Michael M. Bilandic’s films combine cyberpunk aesthetics, rave-inspired colour palettes and hilarious screenplays. Starting out as a PA for original NYC bad boy Abel Ferrara, Bilandic explores the changing face of the city, often through the eyes of artists or idealists lingering on the precipice of total irrelevance.
While Bilandic’s work is consistently funny, there remains a pervasive sense of melancholy, with evident sympathy for the precarity of his characters and an incisive perspective on the eternal struggle between the cynics and the dreamers.
His 2011 debut Happy Life centres on an ageing techno enthusiast who attempts to save his record store by throwing an “old-skool” rave in an abandoned building, convincing a legendary MC called DJ Liquidz (played by Gilles Decamps) to come out of retirement for the night. 2013’s Hellaware sees a struggling photographer stumble upon a Juggalo rap-rock group in Delaware during a coke-fuelled YouTube deep-dive.
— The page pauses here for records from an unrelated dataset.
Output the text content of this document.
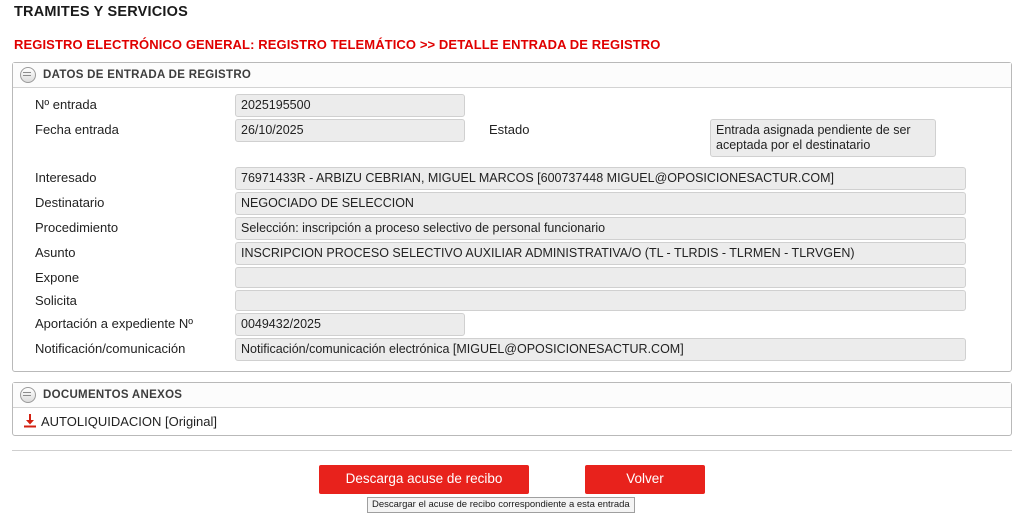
TRAMITES Y SERVICIOS
REGISTRO ELECTRÓNICO GENERAL: REGISTRO TELEMÁTICO >> DETALLE ENTRADA DE REGISTRO
DATOS DE ENTRADA DE REGISTRO
Nº entrada	2025195500
Fecha entrada	26/10/2025	Estado	Entrada asignada pendiente de ser aceptada por el destinatario
Interesado	76971433R - ARBIZU CEBRIAN, MIGUEL MARCOS [600737448 MIGUEL@OPOSICIONESACTUR.COM]
Destinatario	NEGOCIADO DE SELECCION
Procedimiento	Selección: inscripción a proceso selectivo de personal funcionario
Asunto	INSCRIPCION PROCESO SELECTIVO AUXILIAR ADMINISTRATIVA/O (TL - TLRDIS - TLRMEN - TLRVGEN)
Expone
Solicita
Aportación a expediente Nº	0049432/2025
Notificación/comunicación	Notificación/comunicación electrónica [MIGUEL@OPOSICIONESACTUR.COM]
DOCUMENTOS ANEXOS
AUTOLIQUIDACION [Original]
Descarga acuse de recibo	Volver
Descargar el acuse de recibo correspondiente a esta entrada
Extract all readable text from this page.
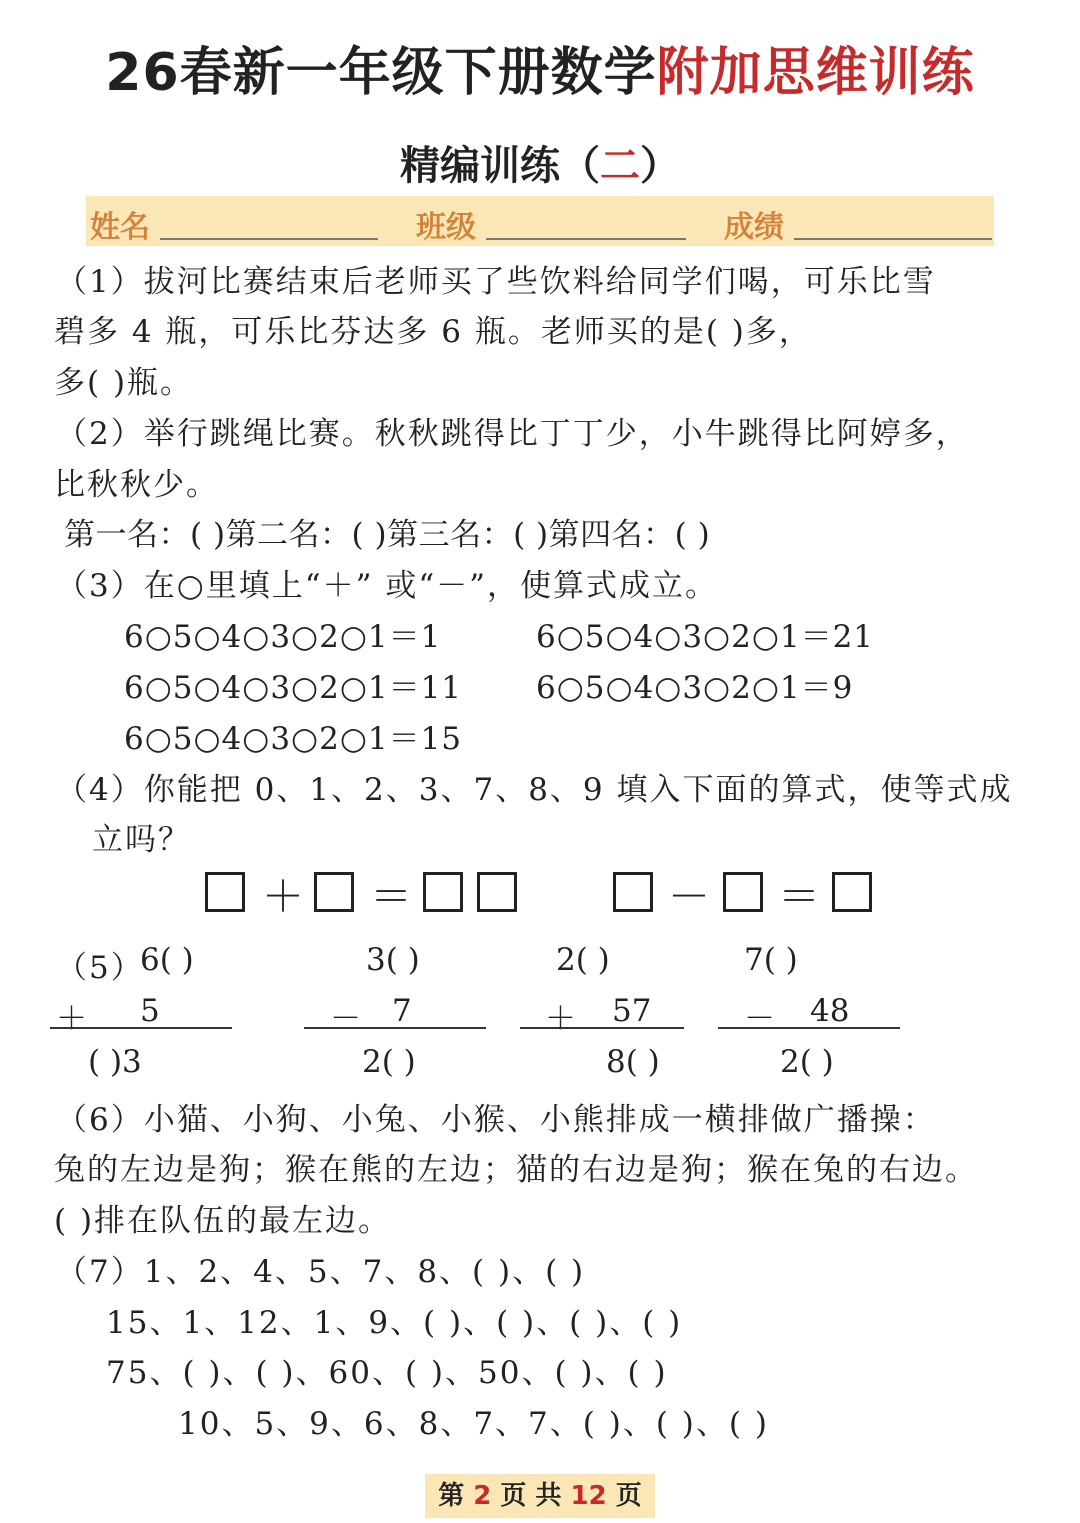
26春新一年级下册数学附加思维训练
精编训练（二）
姓名	班级	成绩
（1）拔河比赛结束后老师买了些饮料给同学们喝，可乐比雪
碧多 4 瓶，可乐比芬达多 6 瓶。老师买的是( )多，
多( )瓶。
（2）举行跳绳比赛。秋秋跳得比丁丁少，小牛跳得比阿婷多，
比秋秋少。
第一名：( )第二名：( )第三名：( )第四名：( )
（3）在○里填上“＋” 或“－”，使算式成立。
6○5○4○3○2○1＝1	6○5○4○3○2○1＝21
6○5○4○3○2○1＝11 6○5○4○3○2○1＝9
6○5○4○3○2○1＝15
（4）你能把 0、1、2、3、7、8、9 填入下面的算式，使等式成
立吗？
＋ ＝	－ ＝
（5）
6( )
＋ 5
( )3
3( )
－ 7
2( )
2( )
＋ 57
8( )
7( )
－ 48
2( )
（6）小猫、小狗、小兔、小猴、小熊排成一横排做广播操：
兔的左边是狗；猴在熊的左边；猫的右边是狗；猴在兔的右边。
( )排在队伍的最左边。
（7）1、2、4、5、7、8、( )、( )
15、1、12、1、9、( )、( )、( )、( )
75、( )、( )、60、( )、50、( )、( )
10、5、9、6、8、7、7、( )、( )、( )
第 2 页 共 12 页
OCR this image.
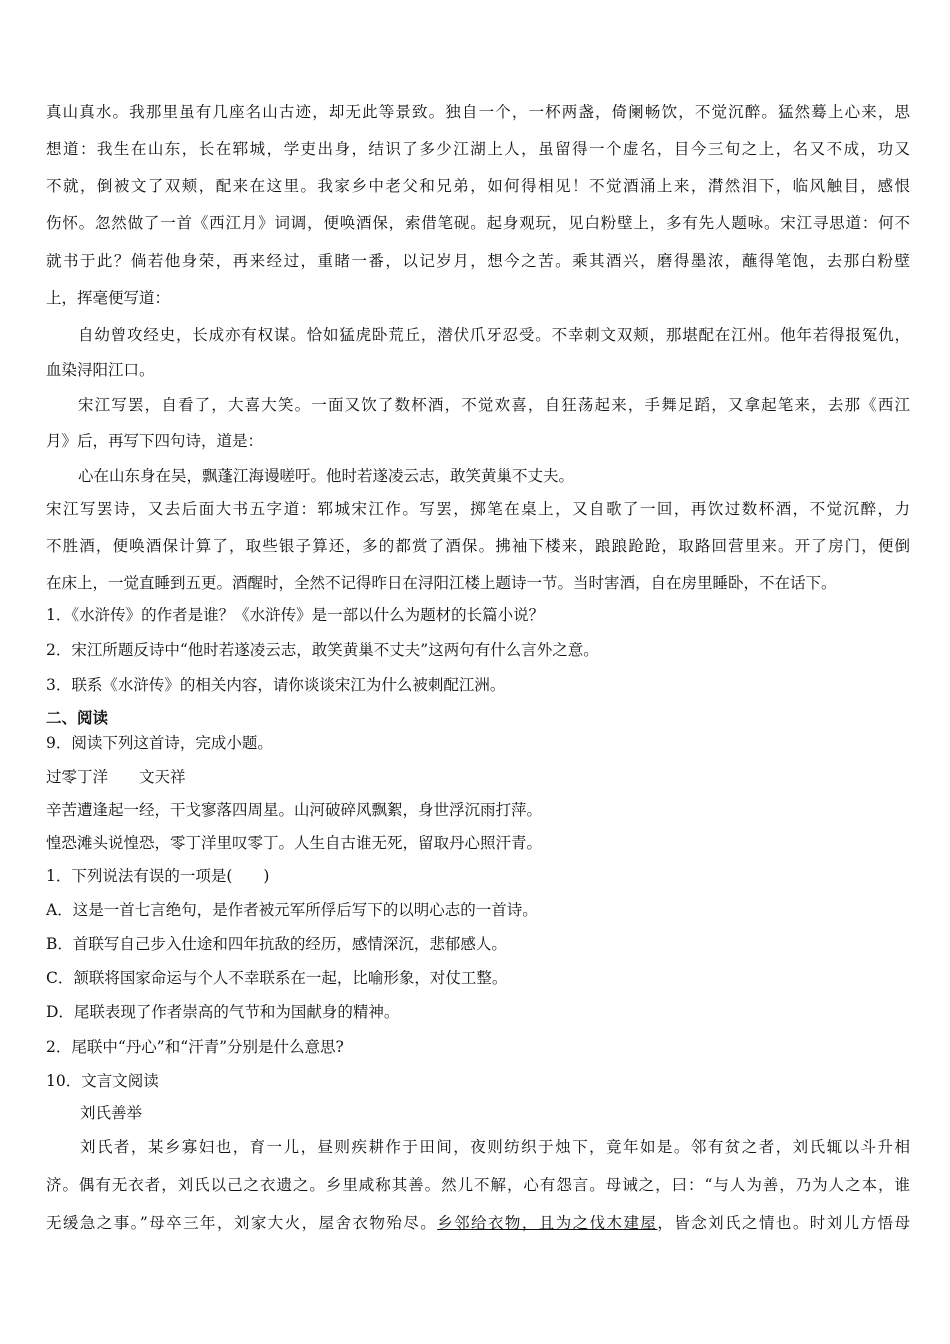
真山真水。我那里虽有几座名山古迹，却无此等景致。独自一个，一杯两盏，倚阑畅饮，不觉沉醉。猛然蓦上心来，思
想道：我生在山东，长在郓城，学吏出身，结识了多少江湖上人，虽留得一个虚名，目今三旬之上，名又不成，功又
不就，倒被文了双颊，配来在这里。我家乡中老父和兄弟，如何得相见！不觉酒涌上来，潸然泪下，临风触目，感恨
伤怀。忽然做了一首《西江月》词调，便唤酒保，索借笔砚。起身观玩，见白粉壁上，多有先人题咏。宋江寻思道：何不
就书于此？倘若他身荣，再来经过，重睹一番，以记岁月，想今之苦。乘其酒兴，磨得墨浓，蘸得笔饱，去那白粉壁
上，挥毫便写道：
自幼曾攻经史，长成亦有权谋。恰如猛虎卧荒丘，潜伏爪牙忍受。不幸刺文双颊，那堪配在江州。他年若得报冤仇，
血染浔阳江口。
宋江写罢，自看了，大喜大笑。一面又饮了数杯酒，不觉欢喜，自狂荡起来，手舞足蹈，又拿起笔来，去那《西江
月》后，再写下四句诗，道是：
心在山东身在吴，飘蓬江海谩嗟吁。他时若遂凌云志，敢笑黄巢不丈夫。
宋江写罢诗，又去后面大书五字道：郓城宋江作。写罢，掷笔在桌上，又自歌了一回，再饮过数杯酒，不觉沉醉，力
不胜酒，便唤酒保计算了，取些银子算还，多的都赏了酒保。拂袖下楼来，踉踉跄跄，取路回营里来。开了房门，便倒
在床上，一觉直睡到五更。酒醒时，全然不记得昨日在浔阳江楼上题诗一节。当时害酒，自在房里睡卧，不在话下。
1．《水浒传》的作者是谁？《水浒传》是一部以什么为题材的长篇小说？
2．宋江所题反诗中“他时若遂凌云志，敢笑黄巢不丈夫”这两句有什么言外之意。
3．联系《水浒传》的相关内容，请你谈谈宋江为什么被刺配江洲。
二、阅读
9．阅读下列这首诗，完成小题。
过零丁洋　　文天祥
辛苦遭逢起一经，干戈寥落四周星。山河破碎风飘絮，身世浮沉雨打萍。
惶恐滩头说惶恐，零丁洋里叹零丁。人生自古谁无死，留取丹心照汗青。
1．下列说法有误的一项是(　　)
A．这是一首七言绝句，是作者被元军所俘后写下的以明心志的一首诗。
B．首联写自己步入仕途和四年抗敌的经历，感情深沉，悲郁感人。
C．颔联将国家命运与个人不幸联系在一起，比喻形象，对仗工整。
D．尾联表现了作者崇高的气节和为国献身的精神。
2．尾联中“丹心”和“汗青”分别是什么意思?
10．文言文阅读
刘氏善举
刘氏者，某乡寡妇也，育一儿，昼则疾耕作于田间，夜则纺织于烛下，竟年如是。邻有贫之者，刘氏辄以斗升相
济。偶有无衣者，刘氏以己之衣遗之。乡里咸称其善。然儿不解，心有怨言。母诫之，曰：“与人为善，乃为人之本，谁
无缓急之事。”母卒三年，刘家大火，屋舍衣物殆尽。乡邻给衣物，且为之伐木建屋，皆念刘氏之情也。时刘儿方悟母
He decides to make the face-painted, shitfaced teens the subject of his next project, ruthlessly exploiting their adolescent earnestness for his own means. Finally, the protagonist of 2018’s Jobe’z World is a middle-aged rollerblader / sci-fi fanatic / drug dealer, tasked with making a drop to his favourite movie star only to end up on the lam after the actor is found dead in his home.
Mr Bilandic returned to filmmaking at a time when most other people were content with staying at home and staying alive, thats right, 2020’s not fun Covid-19 global pandemic. Bilandic and longtime collaborators, Sean Price Williams on DOP duties (as he did on the three earlier features) and actor Keith Poulson couldn’t let lockdown get in the way of making the art-world satire Project Space 13. Poulson plays Nate, a performance artist, who gets a coveted show in Manhattan, but when he begins his provocative piece, the city shuts down for COVID-19. Unswayed, he continues his performance for an audience of none—until pandemic-panic rages on the outside and the gallery hires private security to watch over him and his art.